L'enthousiasme suscité par Showing Up auprès de la critique ne pouvait que m'enjoindre à aller le voir, même si je n'étais pas franchement emballé par le pitch. Finalement, je trouve que ce film délicat se distingue par sa grande justesse. La réalisatrice y démontre sa capacité à peindre les émotions quotidiennes humaines au plus près du réel, sans jamais tomber dans le binarisme.

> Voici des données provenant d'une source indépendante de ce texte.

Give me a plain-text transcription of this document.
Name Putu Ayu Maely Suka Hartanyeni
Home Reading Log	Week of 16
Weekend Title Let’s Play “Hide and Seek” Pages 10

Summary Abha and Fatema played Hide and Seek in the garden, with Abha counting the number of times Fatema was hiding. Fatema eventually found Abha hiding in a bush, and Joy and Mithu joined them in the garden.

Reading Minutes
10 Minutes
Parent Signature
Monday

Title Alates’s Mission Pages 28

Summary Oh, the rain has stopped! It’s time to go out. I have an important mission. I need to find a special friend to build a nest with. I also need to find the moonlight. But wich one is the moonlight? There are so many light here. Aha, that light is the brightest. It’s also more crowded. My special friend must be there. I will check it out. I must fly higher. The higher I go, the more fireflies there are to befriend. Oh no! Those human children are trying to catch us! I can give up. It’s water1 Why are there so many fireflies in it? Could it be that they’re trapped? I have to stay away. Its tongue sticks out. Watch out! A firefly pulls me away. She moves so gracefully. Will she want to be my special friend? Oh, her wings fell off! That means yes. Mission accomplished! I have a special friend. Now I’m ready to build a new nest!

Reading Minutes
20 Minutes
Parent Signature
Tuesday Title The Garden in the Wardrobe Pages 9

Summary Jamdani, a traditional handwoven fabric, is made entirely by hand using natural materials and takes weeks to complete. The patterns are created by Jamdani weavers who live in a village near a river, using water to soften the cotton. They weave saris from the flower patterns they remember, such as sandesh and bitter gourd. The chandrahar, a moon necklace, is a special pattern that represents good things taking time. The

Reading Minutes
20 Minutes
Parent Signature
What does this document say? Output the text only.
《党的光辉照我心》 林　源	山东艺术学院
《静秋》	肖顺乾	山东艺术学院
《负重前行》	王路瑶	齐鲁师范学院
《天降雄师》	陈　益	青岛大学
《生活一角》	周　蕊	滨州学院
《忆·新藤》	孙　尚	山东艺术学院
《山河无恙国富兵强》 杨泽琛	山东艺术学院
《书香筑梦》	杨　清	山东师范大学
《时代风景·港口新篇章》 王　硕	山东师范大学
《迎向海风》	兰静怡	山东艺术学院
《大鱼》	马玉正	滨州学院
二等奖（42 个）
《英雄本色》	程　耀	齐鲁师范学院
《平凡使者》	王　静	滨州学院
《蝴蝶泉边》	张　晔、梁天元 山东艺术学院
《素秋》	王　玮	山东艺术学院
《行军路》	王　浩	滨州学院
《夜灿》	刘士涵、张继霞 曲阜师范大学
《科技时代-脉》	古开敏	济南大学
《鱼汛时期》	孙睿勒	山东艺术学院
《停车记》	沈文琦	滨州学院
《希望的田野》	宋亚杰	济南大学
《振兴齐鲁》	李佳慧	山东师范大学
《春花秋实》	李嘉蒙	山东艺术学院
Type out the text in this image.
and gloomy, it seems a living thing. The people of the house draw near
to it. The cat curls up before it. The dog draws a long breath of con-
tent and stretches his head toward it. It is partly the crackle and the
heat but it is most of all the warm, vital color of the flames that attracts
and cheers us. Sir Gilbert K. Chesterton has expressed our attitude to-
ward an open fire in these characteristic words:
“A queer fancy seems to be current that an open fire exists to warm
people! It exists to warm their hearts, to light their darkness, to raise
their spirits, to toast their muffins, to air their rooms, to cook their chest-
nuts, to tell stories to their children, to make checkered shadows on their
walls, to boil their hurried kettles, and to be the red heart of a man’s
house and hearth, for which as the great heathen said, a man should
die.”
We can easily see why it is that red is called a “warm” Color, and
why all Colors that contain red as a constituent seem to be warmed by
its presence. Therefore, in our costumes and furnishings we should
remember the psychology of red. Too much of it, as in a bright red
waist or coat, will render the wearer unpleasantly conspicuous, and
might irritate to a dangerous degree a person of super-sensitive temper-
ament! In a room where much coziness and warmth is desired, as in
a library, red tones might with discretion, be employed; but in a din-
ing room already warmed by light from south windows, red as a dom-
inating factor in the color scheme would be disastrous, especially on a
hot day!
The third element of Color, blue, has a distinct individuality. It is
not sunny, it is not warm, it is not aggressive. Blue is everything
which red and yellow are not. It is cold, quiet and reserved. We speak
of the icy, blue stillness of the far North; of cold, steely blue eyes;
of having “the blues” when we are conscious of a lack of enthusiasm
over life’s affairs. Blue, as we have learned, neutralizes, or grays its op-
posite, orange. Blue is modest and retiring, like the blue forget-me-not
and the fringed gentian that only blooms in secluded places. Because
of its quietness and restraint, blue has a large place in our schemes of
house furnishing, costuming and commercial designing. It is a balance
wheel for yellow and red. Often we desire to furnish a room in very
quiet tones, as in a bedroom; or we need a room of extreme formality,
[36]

Le dernier film de Kelly Reichardt suit le quotidien de Lizzy, partagé entre son activité de sculptrice et son job de secrétaire dans l'école d'art où elle fut jadis élève. L'un des points forts de ce film, à mon sens, est l'écriture des relations interpersonnelles. En effet, le film peint avec justesse les tensions entre Lizzy et les membres de son entourage. La tentative pour le personnage de trouver sa place est une des thématiques principales du film, et elle se traduit aussi dans l'écriture de ces relations ambivalentes. En effet, la mère de Lizzy est aussi sa supérieure hiérarchique au travail; son insupportable rivale artistique, Jo, est aussi la propriétaire de son appartement, et sa voisine . Le film porte moins sur la quête d'une réussite artistique que sur celle de son identité propre, qui passe aussi par la possibilité d'avoir un espace à soi (notamment pour créer). Or l'appartement de Lizzy, qui est aussi son atelier de sculpture, est sans cesse envahi par le monde extérieur: Jo qui entre sans frapper, le pigeon qui s'introduit par la fenêtre, et que Jo force Lizzy à garder ensuite chez elle, ou encore le bruit que font Jo et ses ami.es dans l'appartement voisin, sont autant de manifestations de cette perte d'intimité. Cependant, Lizzy parvient à ménager des moments de grâce, durant lesquels elle s'adonne à son art, sans pour autant que le film bascule dans la représentation stéréotypée de l'artiste de génie, imperturbable dans sa création. L'artiste est ici, au contraire, représentée dans la trivialité absolue de son quotidien, seule en Crocs et avec son chat dans son appartement. Une autre grande force du film est de donner à voir les situations et les personnes dans toute leur complexité, et leur ambivalence, sans jamais tomber dans le manichéisme. Showing Up offre donc des portraits nuancés: Jo, si elle est pénible, est aussi attachante; Lizzy peine à s'intégrer à la vie sociale et artistique du campus, mais elle tisse un lien avec une autre artiste et finit par exposer. Pour autant, Kelly Reichardt évite tous les passages narratifs attendus dans lesquels on aimerait voir le film tomber: Showing Up parvient à faire surgir l'émotion, tout en demi-teinte, sans explosions dramatiques. Le film ne semble jamais pencher d'un côté ou de l'autre, ce qui lui confère une grande justesse.
Showing Up, Kelly Reichardt, Etats-Unis, 2023.